Transcriptional response and morphological changes following nucleus accumbens (NAc) infarct across time. A, Time-dependent expression of genes associated with endothelial cells (Pecam1; sham: day [D] 3: P=0.0027; D7: P≤0.0001; and D14: P=0.0005; ET-1 (endothelin-1): D3: P=0.5992; D7: P≤0.0001; and D14: P=0.0001), tight junctions (Cldn5: ET-1: D7: P=0.0005 and D14: P=0.0007; Ocln: ET-1: D14: P≤0.0001; Tjp1: sham: D3: P≤0.0001; D7: P=0.9822; and D14: P≤0.0001; and ET-1: D3: P≤0.0001; D7: P=0.6415; and D14: P≤0.0001), astrocyte reactivity (Gfap: ET-1: D7: P≤0.0001), and angiogenesis (Vegfa) in sham (left) or ET-1–injected mice (right).
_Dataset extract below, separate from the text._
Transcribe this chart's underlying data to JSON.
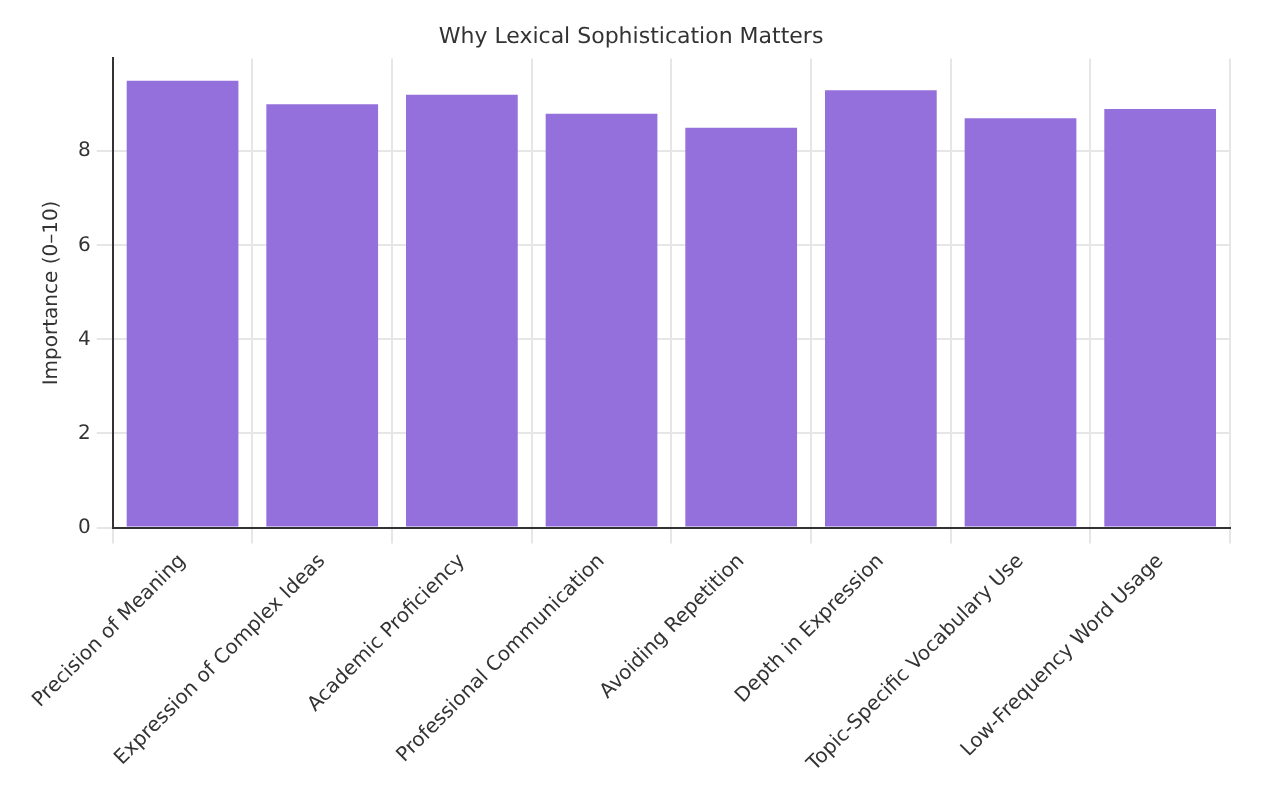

The dotted line represents normalized gene expression vs 1 day post-surgery for each gene. B, Gene expression of sham or ET-1–injected mice normalized to naive animals that did not undergo surgery (dotted line) for Pecam1, Cldn5, Ocln, Tjp1, Gfap, and Vegfa blood-brain barrier–related genes with significant effects for sham: Pecam1 (2-way ANOVA: surgery effect: P≤0.0001), Gfap (2-way ANOVA: surgery effect: P=0.0080), Vegfa (2-way ANOVA: surgery effect: P=0.0238), ET-1: Pecam1 (2-way ANOVA: stroke effect: naive vs ET-1: P=0.0011; stroke effect: sham vs ET-1: P=0.0003), and Vegfa (stroke effect: sham vs ET-1: P=0.0274). C, Immunostaining of Cldn5 (claudin-5) with the CD31 (cluster of differentiation 31) endothelial cell marker in sham vs ET-1–injected mice. Protein levels were normalized on naive animals, and an increase in Cldn5/CD31 ratio was noted for the ET-1 group at 7 and 14 days poststroke (2-way ANOVA: stroke effect: P=0.0185; n=3–4/group). D, Triple immunostaining with the cell-specific markers NeuN (neuronal nuclei), Gfap (glial fibrillary acidic protein), and Iba-1 (ionized calcium-binding adapter molecule 1) for neurons, astrocytes, and microglia, respectively, revealed gliosis in the NAc of ET-1–injected mice. Data represent mean±SEM. Two-way ANOVA followed by the Tuckey multiple comparison test was applied with ****P≤0.0001, **P≤0.01, and *P≤0.05.